Homélie (1) du dimanche 17 septembre 2023, 24ème dimanche du Temps Ordinaire – Année A

« SOYEZ MISERICORDIEUX COMME VOTRE PERE EST MISERICORDIEUX. » (Mt 18, 21-35)

Seigneur Jésus, une fois encore, tu nous révèles le cœur du Père, l’absolue gratuité de l’amour.

Dieu donne tout. Dieu se donne tout entier.

L’expression la plus belle de ce don, c’est ta Création ; et au cœur de la Création, l’homme et la femme appelés à refléter l’immensité de cet amour.

Nous pouvons donc nous recevoir tout entiers avec gratitude, comme des cadeaux jaillis de la tendresse du Père ?

Alors pourquoi cette tristesse diffuse qui nous traverse parfois, cette impossibilité qui est la nôtre de nous abandonner à cet Amour ?

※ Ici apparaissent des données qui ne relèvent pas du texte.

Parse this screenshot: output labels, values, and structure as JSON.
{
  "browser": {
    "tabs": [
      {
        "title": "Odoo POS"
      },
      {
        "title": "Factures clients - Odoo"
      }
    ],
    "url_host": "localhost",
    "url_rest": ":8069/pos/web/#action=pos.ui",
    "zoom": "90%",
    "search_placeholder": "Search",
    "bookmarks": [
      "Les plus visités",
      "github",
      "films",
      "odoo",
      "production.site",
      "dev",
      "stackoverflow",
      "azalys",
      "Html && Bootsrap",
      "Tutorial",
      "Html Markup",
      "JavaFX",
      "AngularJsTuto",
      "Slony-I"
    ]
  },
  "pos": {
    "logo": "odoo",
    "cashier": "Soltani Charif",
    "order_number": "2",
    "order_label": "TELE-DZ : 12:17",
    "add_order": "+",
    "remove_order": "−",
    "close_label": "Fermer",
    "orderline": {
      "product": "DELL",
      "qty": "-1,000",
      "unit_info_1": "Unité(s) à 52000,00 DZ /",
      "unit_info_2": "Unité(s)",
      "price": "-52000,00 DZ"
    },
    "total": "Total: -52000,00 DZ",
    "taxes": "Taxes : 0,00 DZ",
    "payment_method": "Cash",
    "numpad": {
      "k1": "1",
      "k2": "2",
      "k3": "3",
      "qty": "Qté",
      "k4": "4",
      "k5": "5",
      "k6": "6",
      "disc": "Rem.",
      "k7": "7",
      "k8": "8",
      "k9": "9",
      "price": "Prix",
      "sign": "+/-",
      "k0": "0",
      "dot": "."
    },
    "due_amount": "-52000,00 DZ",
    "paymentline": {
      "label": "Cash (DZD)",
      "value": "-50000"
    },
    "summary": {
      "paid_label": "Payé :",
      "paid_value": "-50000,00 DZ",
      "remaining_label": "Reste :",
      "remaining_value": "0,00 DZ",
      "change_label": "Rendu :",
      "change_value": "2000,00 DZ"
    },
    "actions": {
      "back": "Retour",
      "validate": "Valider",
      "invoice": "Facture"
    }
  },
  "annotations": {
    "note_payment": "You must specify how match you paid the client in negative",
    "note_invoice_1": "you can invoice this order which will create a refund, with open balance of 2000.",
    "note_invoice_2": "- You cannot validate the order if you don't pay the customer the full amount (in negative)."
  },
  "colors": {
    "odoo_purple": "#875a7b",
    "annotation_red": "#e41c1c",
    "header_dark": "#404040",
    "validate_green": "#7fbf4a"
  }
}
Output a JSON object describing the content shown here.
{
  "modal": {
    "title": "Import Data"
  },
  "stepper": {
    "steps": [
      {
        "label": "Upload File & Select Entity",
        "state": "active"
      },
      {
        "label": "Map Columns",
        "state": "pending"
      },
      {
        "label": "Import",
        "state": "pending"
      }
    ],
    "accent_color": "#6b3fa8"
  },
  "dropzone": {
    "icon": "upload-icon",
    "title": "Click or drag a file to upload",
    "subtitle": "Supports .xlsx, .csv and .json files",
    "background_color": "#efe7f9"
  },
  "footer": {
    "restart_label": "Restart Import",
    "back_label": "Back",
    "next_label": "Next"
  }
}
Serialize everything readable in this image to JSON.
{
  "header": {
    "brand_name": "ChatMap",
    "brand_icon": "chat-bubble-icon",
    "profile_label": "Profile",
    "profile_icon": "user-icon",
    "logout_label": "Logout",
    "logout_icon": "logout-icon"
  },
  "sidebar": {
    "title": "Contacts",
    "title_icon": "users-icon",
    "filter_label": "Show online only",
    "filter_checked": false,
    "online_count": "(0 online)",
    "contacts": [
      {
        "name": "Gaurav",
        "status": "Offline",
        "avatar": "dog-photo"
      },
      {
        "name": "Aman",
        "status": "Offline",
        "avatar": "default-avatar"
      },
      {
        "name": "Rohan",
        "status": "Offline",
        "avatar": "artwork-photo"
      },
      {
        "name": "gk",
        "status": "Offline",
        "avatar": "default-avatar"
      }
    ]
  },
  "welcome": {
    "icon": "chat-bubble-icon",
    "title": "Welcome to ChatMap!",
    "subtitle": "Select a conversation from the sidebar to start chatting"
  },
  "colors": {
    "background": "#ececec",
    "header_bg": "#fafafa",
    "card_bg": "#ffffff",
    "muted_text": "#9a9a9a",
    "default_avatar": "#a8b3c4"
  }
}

Des blessures passées ou présentes ont pu instiller en nous l’idée que nous n’étions pas dignes, qu’il nous fallait mériter cet amour, conquérir l’amour de nos proches. Entreprise épuisante et jamais atteinte.

Une sombre rancune s’est parfois installée envers ceux qui n’ont pas pu, ou pas su, nous aimer de cet amour dont nous avions tellement soif, et cela nous a coupés les ailes, recroquevillés sur nous-mêmes.

Nous avons projeté sur Dieu l’image de ce père dur, exigeant, venant demander des comptes à des enfants jamais à la hauteur du don premier, toujours en dette de quelque chose. En nous coupant de la Source de vie, nous nous sommes coupés de nous-mêmes.

Ce matin, Seigneur Jésus, tu viens nous rendre à nous-mêmes, nous engendrer à la vie, à Ta Vie. Le chemin de cette nouvelle naissance, c’est la découverte de la miséricorde. « Soyez miséricordieux comme votre Père est miséricordieux. » Miséricorde : donner son cœur à celui qui est misère.

Notre misère serait donc le chemin que le Père choisit pour nous rejoindre et se révéler à nous ? Ce grand vide que nous ressentons pourrait donc devenir le réceptacle par lequel la grâce nous est donnée, amour infini du Père ? Sans que j’aie à le mériter d’aucune manière. Par pure gratuité.

Dieu nous pardonne, nous rend à nous-mêmes. Son pardon offert nous transforme, nous donne de naître à celui ou celle que nous sommes appelés à être dans le cœur de Dieu depuis toujours.

Seigneur Jésus, tu nous invites à goûter la liberté, de celle dont tu as fait preuve ta vie durant. Être libre, c’est refuser de se laisser enfermer dans le ressentiment, de ressasser sans fin les vieilles blessures, pour entrer dans un chemin de pardon.

Pardonner n’est pas excuser la faute de l’autre – il n’y a pas de pardon sans justice – ; pardonner, c’est signifier à mon agresseur qu’il est plus grand que son péché, qu’un avenir est possible, que reconnaître sa faute et la réparer n’est pas humiliant mais, au contraire, que cela ouvre à une qualité d’être plus grande.

Pardonner, c’est se libérer de ses vieilles rancunes qui nous empoisonnent la vie, et qui parfois se transmettent de génération en génération.

Pardonner est un chemin de conversion souvent au-delà de nos propres forces. C’est une grâce à demander. Parfois la blessure est trop vive, ou trop profonde. La prière de Jésus en croix m’a beaucoup aidé : « Père, pardonne-leur, ils ne savent pas ce qu’ils font. » Jésus demande au Père de pardonner. Peut-être que lui-même, à ce moment-là, n’avait pas la force de pardonner ? C’était au-dessus de ses forces. Alors, il se tourne vers le Père, lui qui fait lever son soleil sur les bons comme sur les méchants. Et la souffrance consentie de Jésus, la souffrance vécue dans l’abandon total à la miséricorde du Père, devient le lieu où le cœur du Père se dévoile tout entier, torrent de miséricorde qui s’écoule du côté transpercé du Fils et qui renouvelle toute l’humanité.

Seigneur Jésus, me voici devant toi ce matin.

Donne-moi la grâce d’expérimenter ta miséricorde,

De cesser chercher à mériter ton amour

Pour m’abandonner tout entier à ton pardon.

Donne-moi d’être témoin de ta miséricorde,

De m’exercer jour après jour au pardon.

Et ce que je ne peux pas pardonner,

Fais, Seigneur Jésus, que je sois capable de le vivre un jour.